The Feather Thief: Truth Is Stranger than Fiction

 January is off to a good start as I have read such a variety of books. One that fascinated and surprised me was Kirk Wallace Johnson's The Feather Thief, the true story of a heist at the Britain's Natural History Museum in the small town of Tring. Johnson was working to draw attention to the security and safety needs of Afghanis who had cooperated with U.S. Troops when this unusual story was brought to his attention during a fly-fishing excursion. 

He became obsessed with the story, starting with Alfred Russell Wallace, who spent years collecting rare and colorful bird species for the museum, while simultaneously with Darwin developing the theory of natural selection. After losing years of work when a fire broke out aboard the ship when he was returning with his collection, he returned to Malaysia to focus on the Birds of Paradise.

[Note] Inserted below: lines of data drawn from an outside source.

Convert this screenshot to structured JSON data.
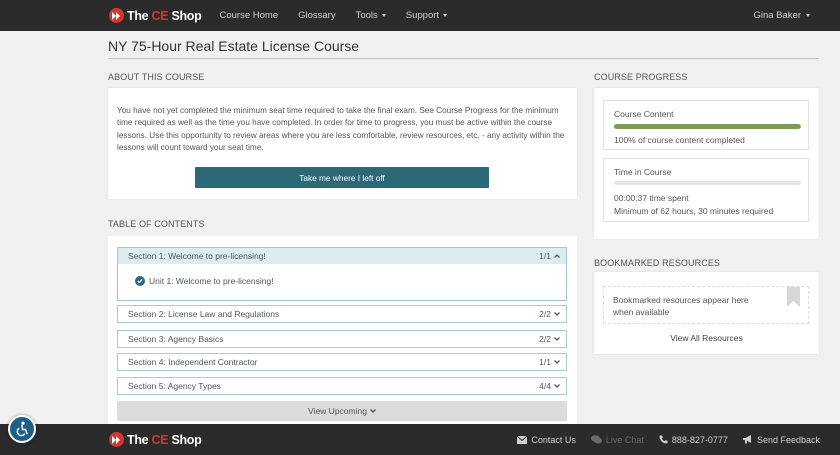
{
  "brand": {
    "name_prefix": "The ",
    "name_accent": "CE",
    "name_suffix": " Shop",
    "accent_color": "#d9342b"
  },
  "nav": {
    "links": [
      {
        "label": "Course Home"
      },
      {
        "label": "Glossary"
      },
      {
        "label": "Tools"
      },
      {
        "label": "Support"
      }
    ],
    "user": "Gina Baker"
  },
  "page": {
    "title": "NY 75-Hour Real Estate License Course"
  },
  "about": {
    "heading": "ABOUT THIS COURSE",
    "text": "You have not yet completed the minimum seat time required to take the final exam. See Course Progress for the minimum time required as well as the time you have completed. In order for time to progress, you must be active within the course lessons. Use this opportunity to review areas where you are less comfortable, review resources, etc. - any activity within the lessons will count toward your seat time.",
    "button": "Take me where I left off"
  },
  "toc": {
    "heading": "TABLE OF CONTENTS",
    "sections": [
      {
        "label": "Section 1: Welcome to pre-licensing!",
        "count": "1/1",
        "expanded": true
      },
      {
        "label": "Section 2: License Law and Regulations",
        "count": "2/2",
        "expanded": false
      },
      {
        "label": "Section 3: Agency Basics",
        "count": "2/2",
        "expanded": false
      },
      {
        "label": "Section 4: Independent Contractor",
        "count": "1/1",
        "expanded": false
      },
      {
        "label": "Section 5: Agency Types",
        "count": "4/4",
        "expanded": false
      }
    ],
    "unit": "Unit 1: Welcome to pre-licensing!",
    "view_upcoming": "View Upcoming"
  },
  "progress": {
    "heading": "COURSE PROGRESS",
    "content": {
      "title": "Course Content",
      "percent": 100,
      "summary": "100% of course content completed",
      "bar_color": "#7e9a55"
    },
    "time": {
      "title": "Time in Course",
      "percent": 0,
      "spent": "00:00:37 time spent",
      "minimum": "Minimum of 62 hours, 30 minutes required"
    }
  },
  "bookmarks": {
    "heading": "BOOKMARKED RESOURCES",
    "empty_text": "Bookmarked resources appear here when available",
    "view_all": "View All Resources"
  },
  "footer": {
    "links": [
      {
        "label": "Contact Us",
        "icon": "envelope-icon"
      },
      {
        "label": "Live Chat",
        "icon": "chat-icon",
        "disabled": true
      },
      {
        "label": "888-827-0777",
        "icon": "phone-icon"
      },
      {
        "label": "Send Feedback",
        "icon": "megaphone-icon"
      }
    ]
  }
}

Johnson also provides historical background on the eventual movement to protect the beautiful but rare bird species after so many were collected for women's fashions. The account of a cape made from thousands of hummingbird bodies was enough to give me pause.

The anti-hero of the story Edwin Rist was a young American flute player studying music in England. His interest in music, however, was rivaled by his obsession with salmon flying tying. In that world, he was something of a prodigy. When he learned of the variety of feathers and bird skins stored in drawers in Tring, he broken in through a window and escaped with more than a hundred rare birds. (This is no spoiler alert, since the book opens with the heist.)

While it took the museum weeks even to know the birds had been taken, Rist was eventually brought to justice but let off with barely a slap on the wrist. Johnson, realizing many of the stolen birds were unaccounted for, took on the mission of tracking them down and finding the complete story. 

I knew about other art thefts--the Isabella Stewart Museum, The Scream, Mona Lisa, but this was a new story to me. Having recently read Rachel Joyce's novel Miss Benson's Beetle, about the search for a rare insect, this true story fascinated me with the drive to find unusual creatures in order to attempt to save them.